The change was suggested to the board by Nick Kremydas, chief executive officer of the S.C. Association of Realtors. Kremydas said in an interview that he was inspired to raise the issue, in part, by reporting in The Post and Courier, detailing a cycle in which flooded homes are frequently resold. 

Information in the new form "puts the buyer on notice," Kremydas said, adding, "I think it’ll be positive for consumers and homebuyers in our state."

New residents of flood-prone areas may buy houses with incomplete information, or no history at all. They eventually find that their home is vulnerable, either from neighbors, newly unsealed insurance information or in the next flood. 

Then, the buyer is stuck in a difficult position. Some are spurred to restart the cycle as they quickly patch up and resell their homes to the next unwitting occupant.  

April O'Leary, a community organizer who advocates for flood survivors in Horry County, said the state's change is a positive one. It could be even better, she said, if sellers also included how much insurance money had been paid out. She said that would give buyers a better idea of how bad the past floods had been. 

Joel Scata, an attorney with the Natural Resources Defense Council, agreed. Texas and Louisiana have some of the strongest disclosure laws in the country, he said, and require that sellers list dollar amounts. 

"A $1,000 flood is a lot different from a $100,000 flood," he said. 

Lowcountry flooding displaces residents (copy)

The Shadowmoss neighborhood in West Ashley has suffered flooding several times in recent years. The flooding has been so bad that the city of Charleston has offered buyouts to several homeowners there, and many homes already have been demolished. File/Staff

Pratt said that the commission is open to future changes to the form.

Beyond deciding what's on the form, the commission doesn't get involved if a buyer suspects a seller hasn't been truthful on the disclosure. Kremydas said that those disputes end up in civil court.

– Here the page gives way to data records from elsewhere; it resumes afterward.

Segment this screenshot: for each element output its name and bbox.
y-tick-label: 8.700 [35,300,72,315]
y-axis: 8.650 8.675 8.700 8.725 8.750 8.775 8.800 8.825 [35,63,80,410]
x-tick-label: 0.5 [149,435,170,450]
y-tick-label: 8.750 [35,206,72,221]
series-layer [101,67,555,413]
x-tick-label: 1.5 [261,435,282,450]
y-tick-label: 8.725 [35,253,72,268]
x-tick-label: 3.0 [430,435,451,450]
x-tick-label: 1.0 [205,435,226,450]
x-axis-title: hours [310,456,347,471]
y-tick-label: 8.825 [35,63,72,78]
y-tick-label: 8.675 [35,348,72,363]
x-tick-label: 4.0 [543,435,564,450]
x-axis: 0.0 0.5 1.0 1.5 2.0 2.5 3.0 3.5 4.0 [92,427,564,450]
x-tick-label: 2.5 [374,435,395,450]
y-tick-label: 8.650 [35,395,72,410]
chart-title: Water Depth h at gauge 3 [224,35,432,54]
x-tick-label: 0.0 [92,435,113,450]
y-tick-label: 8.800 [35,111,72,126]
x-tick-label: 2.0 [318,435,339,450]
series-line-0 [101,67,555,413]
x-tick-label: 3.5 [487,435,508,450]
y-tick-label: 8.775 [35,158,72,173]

But legal action may prove too costly for people who have just had their homes ruined by floodwaters. 

O'Leary's Conway home, about 30 minutes from Myrtle Beach, flooded in Hurricane Florence. She has not sold it, but some in her neighborhood took grants to walk away from their houses and let them be demolished by the government.

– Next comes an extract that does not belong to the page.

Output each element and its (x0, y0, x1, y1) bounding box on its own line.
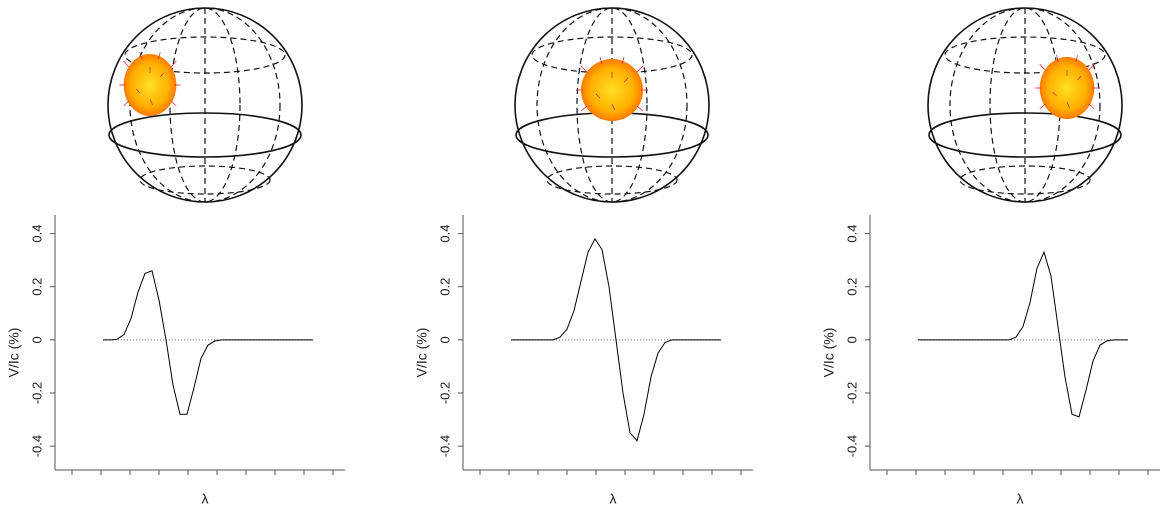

A few in the area have simply abandoned their properties. 

Meanwhile, federal-level efforts to reform the flood insurance program have stalled. Scata's group and others have been trying to push transparency reform along with measures to make the program more solvent.

Mega-storms like Hurricanes Katrina and Harvey have put the flood insurance program billions in debt. 

But congressional gridlock has stalled reform efforts, as the flood insurance program is included in short-term bills to fund the federal government without meaningful change. 

"It’s a nightmare," Kremydas said. "They've kicked the can down the road so, so many times."